Insulin resistance and high levels of androgens cause many health and cosmetic problems for women with polycystic ovarian disorder, including acne, hirsutism, and weight gain which leads to obesity and possibly diabetes. The disorder also sometimes affects fertility and makes it difficult for women to have children. By studying metformin and polycystic ovarian syndrome, researchers have determined that this medication can be highly effective in reversing and managing most of these symptoms, helping the patient to lose weight, restore a more feminine appearance, and increase fertility.
Insulin resistance is perhaps the most urgent problem women with polycystic ovarian syndrome face. It occurs when the body is unable to use insulin, a hormone that lowers the blood sugar, as effectively as it should. When the body becomes resistant to insulin, more insulin is needed to make up for the insufficient usage. If the body reaches a point where it is unable to produce the amount of insulin required to keep the blood sugar under control, it can lead to type II diabetes, a very serious condition. Research studying metformin and polycystic ovarian syndrome has shown that the medication helps to control blood sugar in women with this disorder by reducing the amount of insulin taken from food, reducing the amount of glucose produced by the body, and lowering insulin resistance.

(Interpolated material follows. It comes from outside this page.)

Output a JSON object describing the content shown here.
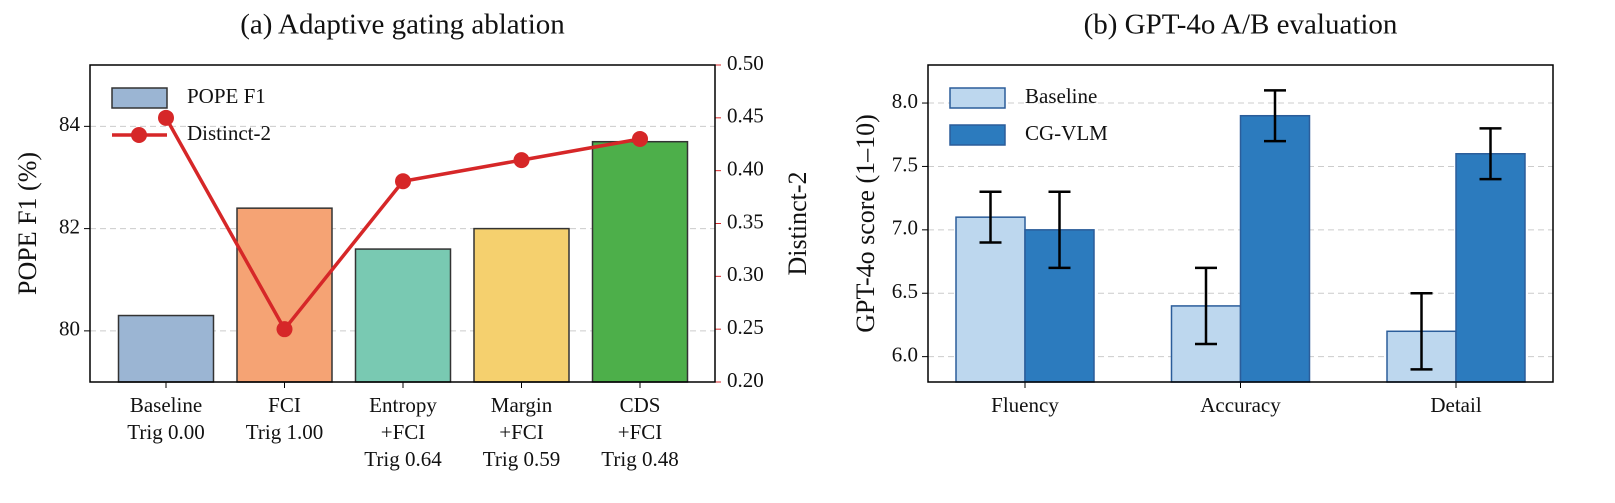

The effects of metformin and polycystic ovarian syndrome should both be monitored periodically by blood tests. Metformin can sometimes cause damage to the kidneys and liver, so it is important to watch out for this and catch it early if it begins to happen. Hormonal levels, including insulin and blood sugar levels, should also be regularly measured to make sure the drug is working properly and that the polycystic ovarian syndrome is under control.